Pria itu tertawa sumbing.
"Aku tak takut dengan kalian. Tapi, jika kalian mau tahu, aku tidak sendirian. Aku punya banyak pengawal yang bisa menyerang kalian kapan saja."
Tiba-tiba, dari balik dinding dan tiang-tiang, muncullah beberapa orang lagi yang hampir sepadan dengan banyaknya pengawal yang di bawa oleh Daru.
Daru menatap pria itu dengan dingin.
"Kami bukan musuh yang mudah ditaklukkan, ini adalah kemauan mu sendiri!" tegas Daru.
"Kalian, serang mereka!" lanjutnya memerintah.
Kenzo segera bertindak menghadapi Hendra bersama Daru. Di saat pria itu lengah, Daru segera menarik Rio ke sisinya.
Rio yang masih gemetar mencoba menenangkan dirinya.

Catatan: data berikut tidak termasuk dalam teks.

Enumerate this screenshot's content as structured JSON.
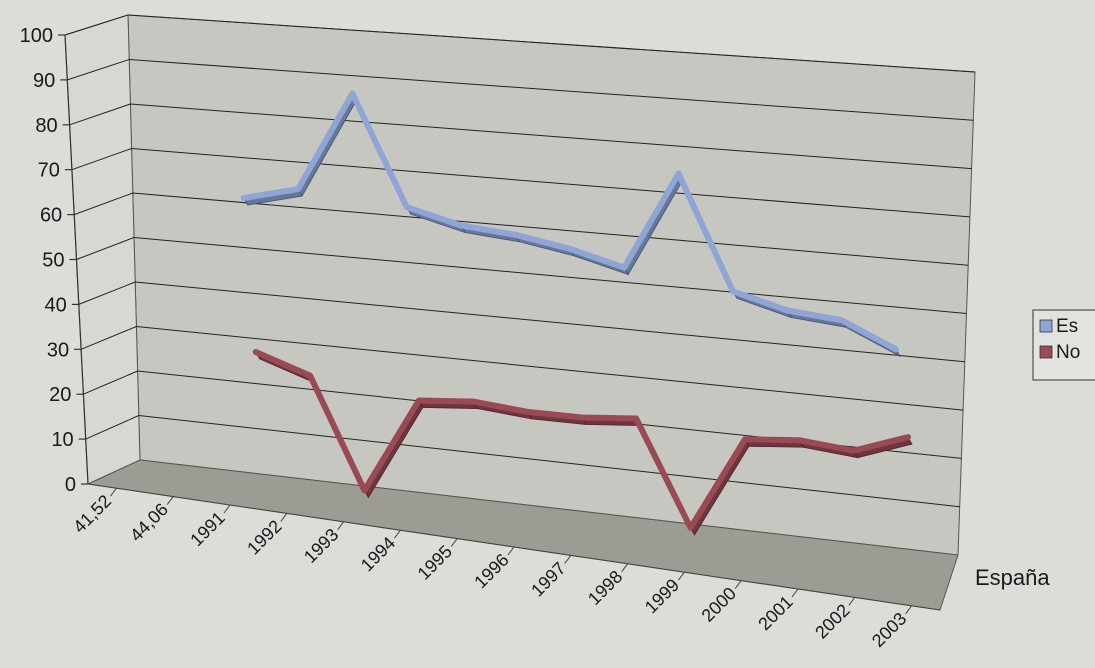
{
  "chart_data": {
    "type": "line",
    "title": "",
    "xlabel": "",
    "ylabel": "",
    "ylim": [
      0,
      100
    ],
    "y_ticks": [
      0,
      10,
      20,
      30,
      40,
      50,
      60,
      70,
      80,
      90,
      100
    ],
    "categories": [
      "41,52",
      "44,06",
      "1991",
      "1992",
      "1993",
      "1994",
      "1995",
      "1996",
      "1997",
      "1998",
      "1999",
      "2000",
      "2001",
      "2002",
      "2003"
    ],
    "depth_label": "España",
    "grid": true,
    "legend_position": "right",
    "series": [
      {
        "name": "Es",
        "color": "#8ea5d6",
        "values": [
          null,
          null,
          65,
          68,
          90,
          66,
          63,
          62,
          60,
          57,
          78,
          54,
          51,
          50,
          45
        ]
      },
      {
        "name": "No",
        "color": "#9a4a55",
        "values": [
          null,
          null,
          31,
          27,
          3,
          24,
          25,
          24,
          24,
          25,
          3,
          23,
          24,
          23,
          27
        ]
      }
    ]
  }
}
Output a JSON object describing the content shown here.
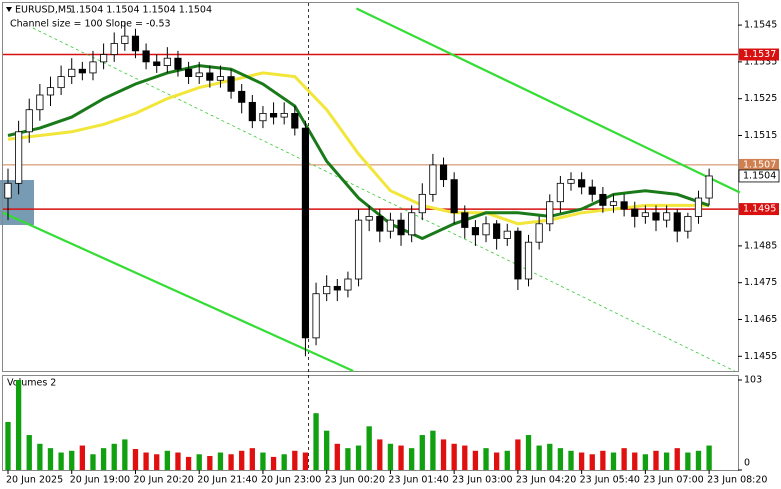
{
  "chart_data": {
    "type": "candlestick",
    "title": "EURUSD,M5",
    "ohlc_header": "1.1504 1.1504 1.1504 1.1504",
    "indicator_label": "Channel size = 100 Slope = -0.53",
    "xlim": [
      -0.47,
      68.72
    ],
    "xticks": [
      {
        "value": 0,
        "label": "20 Jun 2025"
      },
      {
        "value": 6,
        "label": "20 Jun 19:00"
      },
      {
        "value": 12,
        "label": "20 Jun 20:20"
      },
      {
        "value": 18,
        "label": "20 Jun 21:40"
      },
      {
        "value": 24,
        "label": "20 Jun 23:00"
      },
      {
        "value": 30,
        "label": "23 Jun 00:20"
      },
      {
        "value": 36,
        "label": "23 Jun 01:40"
      },
      {
        "value": 42,
        "label": "23 Jun 03:00"
      },
      {
        "value": 48,
        "label": "23 Jun 04:20"
      },
      {
        "value": 54,
        "label": "23 Jun 05:40"
      },
      {
        "value": 60,
        "label": "23 Jun 07:00"
      },
      {
        "value": 66,
        "label": "23 Jun 08:20"
      }
    ],
    "ylim": [
      1.1451,
      1.1551
    ],
    "yticks": [
      1.1455,
      1.1465,
      1.1475,
      1.1485,
      1.1515,
      1.1525,
      1.1535,
      1.1545
    ],
    "open": [
      1.1498,
      1.1502,
      1.1516,
      1.1522,
      1.1526,
      1.1528,
      1.1531,
      1.1533,
      1.1532,
      1.1535,
      1.1537,
      1.154,
      1.1542,
      1.1538,
      1.1535,
      1.1534,
      1.1536,
      1.1533,
      1.1531,
      1.1532,
      1.153,
      1.1531,
      1.1527,
      1.1524,
      1.1519,
      1.1521,
      1.152,
      1.1521,
      1.1517,
      1.146,
      1.1472,
      1.1474,
      1.1473,
      1.1476,
      1.1492,
      1.1493,
      1.1489,
      1.1492,
      1.1488,
      1.1494,
      1.1499,
      1.1507,
      1.1503,
      1.1494,
      1.149,
      1.1488,
      1.1491,
      1.1487,
      1.1489,
      1.1476,
      1.1486,
      1.1491,
      1.1497,
      1.1502,
      1.1503,
      1.1501,
      1.1499,
      1.1496,
      1.1497,
      1.1495,
      1.1493,
      1.1494,
      1.1492,
      1.1494,
      1.1489,
      1.1493,
      1.1498
    ],
    "high": [
      1.1506,
      1.1519,
      1.1525,
      1.1529,
      1.1531,
      1.1534,
      1.1536,
      1.1535,
      1.1538,
      1.154,
      1.1543,
      1.1546,
      1.1544,
      1.154,
      1.1537,
      1.1539,
      1.1538,
      1.1535,
      1.1535,
      1.1534,
      1.1534,
      1.1533,
      1.1529,
      1.1526,
      1.1523,
      1.1524,
      1.1524,
      1.1523,
      1.1519,
      1.1475,
      1.1477,
      1.1476,
      1.1478,
      1.1495,
      1.1496,
      1.1495,
      1.1494,
      1.1494,
      1.1496,
      1.1502,
      1.151,
      1.1509,
      1.1505,
      1.1496,
      1.1492,
      1.1493,
      1.1492,
      1.1491,
      1.149,
      1.1488,
      1.1493,
      1.1499,
      1.1504,
      1.1505,
      1.1505,
      1.1503,
      1.1501,
      1.1499,
      1.1499,
      1.1497,
      1.1496,
      1.1496,
      1.1496,
      1.1495,
      1.1494,
      1.15,
      1.1506
    ],
    "low": [
      1.1492,
      1.1499,
      1.1513,
      1.1519,
      1.1523,
      1.1526,
      1.1529,
      1.153,
      1.153,
      1.1533,
      1.1535,
      1.1538,
      1.1536,
      1.1533,
      1.1532,
      1.1532,
      1.1531,
      1.1529,
      1.1529,
      1.1528,
      1.1528,
      1.1525,
      1.1521,
      1.1517,
      1.1517,
      1.1518,
      1.1518,
      1.1515,
      1.1455,
      1.1458,
      1.147,
      1.147,
      1.1471,
      1.1474,
      1.1489,
      1.1486,
      1.1487,
      1.1485,
      1.1486,
      1.1492,
      1.1497,
      1.1501,
      1.1491,
      1.1487,
      1.1485,
      1.1486,
      1.1484,
      1.1485,
      1.1473,
      1.1474,
      1.1484,
      1.1489,
      1.1494,
      1.15,
      1.1499,
      1.1497,
      1.1494,
      1.1494,
      1.1493,
      1.149,
      1.1491,
      1.1489,
      1.149,
      1.1486,
      1.1487,
      1.1491,
      1.1496
    ],
    "close": [
      1.1502,
      1.1516,
      1.1522,
      1.1526,
      1.1528,
      1.1531,
      1.1533,
      1.1532,
      1.1535,
      1.1537,
      1.154,
      1.1542,
      1.1538,
      1.1535,
      1.1534,
      1.1536,
      1.1533,
      1.1531,
      1.1532,
      1.153,
      1.1531,
      1.1527,
      1.1524,
      1.1519,
      1.1521,
      1.152,
      1.1521,
      1.1517,
      1.146,
      1.1472,
      1.1474,
      1.1473,
      1.1476,
      1.1492,
      1.1493,
      1.1489,
      1.1492,
      1.1488,
      1.1494,
      1.1499,
      1.1507,
      1.1503,
      1.1494,
      1.149,
      1.1488,
      1.1491,
      1.1487,
      1.1489,
      1.1476,
      1.1486,
      1.1491,
      1.1497,
      1.1502,
      1.1503,
      1.1501,
      1.1499,
      1.1496,
      1.1497,
      1.1495,
      1.1493,
      1.1494,
      1.1492,
      1.1494,
      1.1489,
      1.1493,
      1.1498,
      1.1504
    ],
    "candle_color": "#000000",
    "moving_averages": [
      {
        "color": "#f2e63a",
        "x": [
          0,
          3,
          6,
          9,
          12,
          15,
          18,
          21,
          24,
          27,
          30,
          33,
          36,
          39,
          42,
          45,
          48,
          51,
          54,
          57,
          60,
          63,
          66
        ],
        "values": [
          1.1514,
          1.1515,
          1.1516,
          1.1518,
          1.1521,
          1.1525,
          1.1528,
          1.153,
          1.1532,
          1.1531,
          1.1522,
          1.151,
          1.15,
          1.1496,
          1.1494,
          1.1494,
          1.1491,
          1.1492,
          1.1494,
          1.1495,
          1.1496,
          1.1496,
          1.1496
        ]
      },
      {
        "color": "#1a7a1a",
        "x": [
          0,
          3,
          6,
          9,
          12,
          15,
          18,
          21,
          24,
          27,
          30,
          33,
          36,
          39,
          42,
          45,
          48,
          51,
          54,
          57,
          60,
          63,
          66
        ],
        "values": [
          1.1515,
          1.1517,
          1.152,
          1.1525,
          1.1529,
          1.1532,
          1.1534,
          1.1533,
          1.1529,
          1.1523,
          1.1508,
          1.1498,
          1.1491,
          1.1487,
          1.1491,
          1.1494,
          1.1494,
          1.1493,
          1.1495,
          1.1499,
          1.15,
          1.1499,
          1.1496
        ]
      }
    ],
    "trendlines": [
      {
        "x": [
          32.8,
          68.9
        ],
        "y": [
          1.15495,
          1.14995
        ],
        "color": "#33dd33",
        "dashed": false
      },
      {
        "x": [
          -0.47,
          32.5
        ],
        "y": [
          1.1494,
          1.1451
        ],
        "color": "#33dd33",
        "dashed": false
      },
      {
        "x": [
          2.34,
          68.4
        ],
        "y": [
          1.15442,
          1.1451
        ],
        "color": "#33cc33",
        "dashed": true
      }
    ],
    "levels": [
      {
        "value": 1.1537,
        "color": "#d81010"
      },
      {
        "value": 1.1507,
        "color": "#d08050"
      },
      {
        "value": 1.1495,
        "color": "#d81010"
      }
    ],
    "last_price": 1.1504,
    "separator_x": 28.3,
    "volume": {
      "title": "Volumes 2",
      "ylim": [
        0,
        103
      ],
      "yticks": [
        0,
        103
      ],
      "up_color": "#10a010",
      "down_color": "#e01010",
      "values": [
        55,
        103,
        40,
        30,
        25,
        20,
        22,
        28,
        18,
        25,
        30,
        35,
        24,
        20,
        18,
        22,
        20,
        15,
        18,
        16,
        20,
        18,
        22,
        25,
        20,
        15,
        18,
        22,
        20,
        65,
        45,
        30,
        25,
        28,
        50,
        35,
        30,
        28,
        25,
        40,
        45,
        35,
        30,
        28,
        22,
        25,
        20,
        22,
        35,
        40,
        28,
        30,
        25,
        22,
        20,
        18,
        22,
        20,
        25,
        20,
        18,
        22,
        20,
        25,
        20,
        22,
        28
      ]
    }
  }
}
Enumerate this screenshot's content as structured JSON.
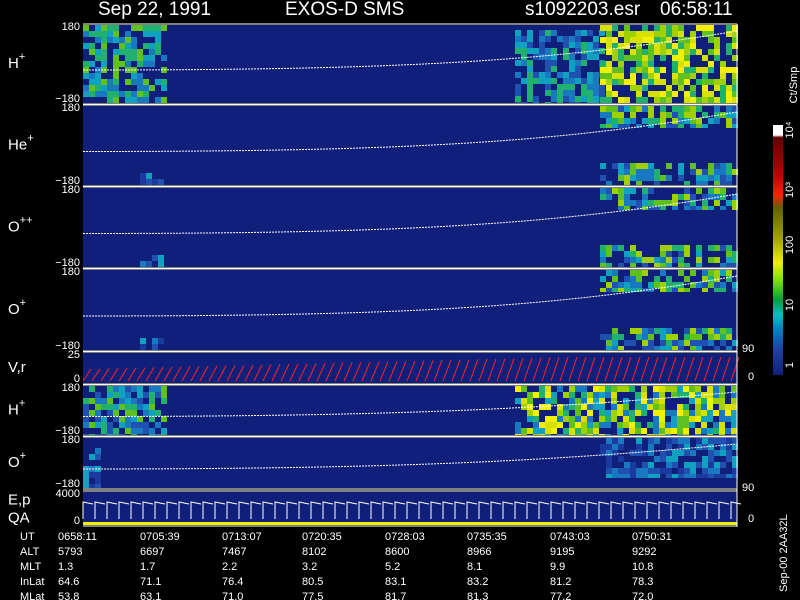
{
  "header": {
    "date": "Sep 22, 1991",
    "instrument": "EXOS-D SMS",
    "file": "s1092203.esr",
    "time": "06:58:11"
  },
  "panels": [
    {
      "ion": "H",
      "charge": "+",
      "ticks": [
        "180",
        "−180"
      ]
    },
    {
      "ion": "He",
      "charge": "+",
      "ticks": [
        "180",
        "−180"
      ]
    },
    {
      "ion": "O",
      "charge": "++",
      "ticks": [
        "180",
        "−180"
      ]
    },
    {
      "ion": "O",
      "charge": "+",
      "ticks": [
        "180",
        "−180"
      ]
    },
    {
      "ion": "V,r",
      "charge": "",
      "ticks": [
        "25",
        "0"
      ],
      "right_ticks": [
        "90",
        "0"
      ]
    },
    {
      "ion": "H",
      "charge": "+",
      "ticks": [
        "180",
        "−180"
      ]
    },
    {
      "ion": "O",
      "charge": "+",
      "ticks": [
        "180",
        "−180"
      ]
    },
    {
      "ion": "E,p",
      "charge": "",
      "label2": "QA",
      "ticks": [
        "4000",
        "0"
      ],
      "right_ticks": [
        "90",
        "0"
      ]
    }
  ],
  "colorbar": {
    "label": "Ct/Smp",
    "ticks": [
      "10⁴",
      "10³",
      "100",
      "10",
      "1"
    ]
  },
  "table": {
    "rows": [
      [
        "UT",
        "0658:11",
        "0705:39",
        "0713:07",
        "0720:35",
        "0728:03",
        "0735:35",
        "0743:03",
        "0750:31"
      ],
      [
        "ALT",
        "5793",
        "6697",
        "7467",
        "8102",
        "8600",
        "8966",
        "9195",
        "9292"
      ],
      [
        "MLT",
        "1.3",
        "1.7",
        "2.2",
        "3.2",
        "5.2",
        "8.1",
        "9.9",
        "10.8"
      ],
      [
        "InLat",
        "64.6",
        "71.1",
        "76.4",
        "80.5",
        "83.1",
        "83.2",
        "81.2",
        "78.3"
      ],
      [
        "MLat",
        "53.8",
        "63.1",
        "71.0",
        "77.5",
        "81.7",
        "81.3",
        "77.2",
        "72.0"
      ]
    ]
  },
  "footer": "Sep-00 2AA32L"
}
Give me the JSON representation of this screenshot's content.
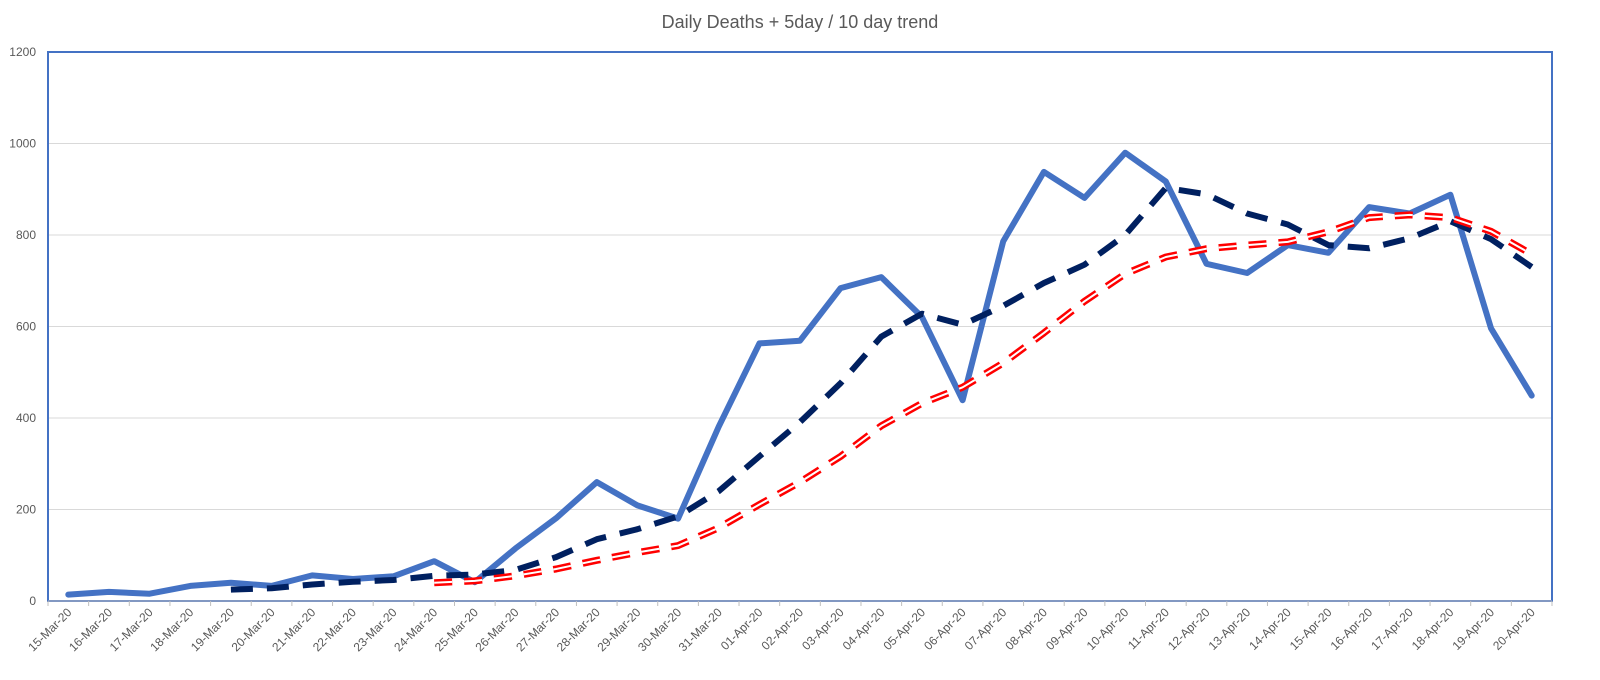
{
  "chart_data": {
    "type": "line",
    "title": "Daily Deaths + 5day / 10 day trend",
    "xlabel": "",
    "ylabel": "",
    "ylim": [
      0,
      1200
    ],
    "yticks": [
      0,
      200,
      400,
      600,
      800,
      1000,
      1200
    ],
    "grid": true,
    "legend": "none",
    "categories": [
      "15-Mar-20",
      "16-Mar-20",
      "17-Mar-20",
      "18-Mar-20",
      "19-Mar-20",
      "20-Mar-20",
      "21-Mar-20",
      "22-Mar-20",
      "23-Mar-20",
      "24-Mar-20",
      "25-Mar-20",
      "26-Mar-20",
      "27-Mar-20",
      "28-Mar-20",
      "29-Mar-20",
      "30-Mar-20",
      "31-Mar-20",
      "01-Apr-20",
      "02-Apr-20",
      "03-Apr-20",
      "04-Apr-20",
      "05-Apr-20",
      "06-Apr-20",
      "07-Apr-20",
      "08-Apr-20",
      "09-Apr-20",
      "10-Apr-20",
      "11-Apr-20",
      "12-Apr-20",
      "13-Apr-20",
      "14-Apr-20",
      "15-Apr-20",
      "16-Apr-20",
      "17-Apr-20",
      "18-Apr-20",
      "19-Apr-20",
      "20-Apr-20"
    ],
    "series": [
      {
        "color": "#4472c4",
        "style": "solid",
        "values": [
          14,
          20,
          16,
          33,
          40,
          33,
          56,
          48,
          54,
          87,
          41,
          115,
          181,
          260,
          209,
          180,
          381,
          563,
          569,
          684,
          708,
          621,
          439,
          786,
          938,
          881,
          980,
          917,
          737,
          717,
          778,
          761,
          861,
          847,
          888,
          596,
          449
        ]
      },
      {
        "color": "#002060",
        "style": "dashed",
        "values": [
          null,
          null,
          null,
          null,
          25,
          28,
          36,
          42,
          46,
          55,
          58,
          68,
          96,
          135,
          157,
          185,
          240,
          316,
          391,
          476,
          578,
          628,
          604,
          645,
          695,
          735,
          800,
          903,
          889,
          847,
          823,
          778,
          771,
          793,
          830,
          791,
          730
        ]
      },
      {
        "color": "#ff0000",
        "style": "double-dashed",
        "values": [
          null,
          null,
          null,
          null,
          null,
          null,
          null,
          null,
          null,
          40,
          44,
          55,
          70,
          89,
          106,
          121,
          160,
          211,
          260,
          316,
          383,
          432,
          467,
          520,
          586,
          655,
          715,
          752,
          770,
          778,
          785,
          807,
          838,
          844,
          838,
          808,
          758
        ]
      }
    ]
  }
}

"Ayah, Ibu... aku... aku takut,” ucapnya, dengan suara terisak pelan sambil mengingat kedua orang tuanya.
Ia yakin orang itu bukan Ayahnya. Hendra yang Rio kenal adalah pria yang lembut dan penuh perhatian. Bukan orang yang penuh ancaman dan kasar seperti itu
Daru menunduk, menatap Rio dengan penuh kasih sayang.
"Jangan takut, Rio. Aku di sini, kami tidak akan membiarkan apa pun terjadi padamu," kata Daru menenangkan Rio. Anak itu mengangguk patuh dan badannya masih menggigil ketakutan.
Kekuatan yang tengah bertarung terlihat imbang. Kenzo terlihat kewalahan menghadapi Hendra. Sedangkan para pengawal telah berjatuhan menyisakan dua orang tersebut.
Kenzo yang lengah berakhir di bawah ancaman Hendra yang licik.
"Bukankah aku menyuruhmu untuk membawa Luna dan anak-anak ku? Kenapa tidak kalian bawa mereka," seru Hendra sambil menodongkan pisau pada leher Kenzo, siap menebas kapan saja.
"Kau juga tidak membawa Ayah dan Ibu ku, lalu siapa di sini yang salah," sahut Daru sambil mengepalkan kedua tangannya melihat Kenzo terkunci dan terancam seperti itu.
Ia tidak bisa bergerak, takut Rio yang sudah di tangan nya kembali di ambil alih oleh Hendra yang mungkin saja masih memiliki partner di dalam gedung kumuh itu.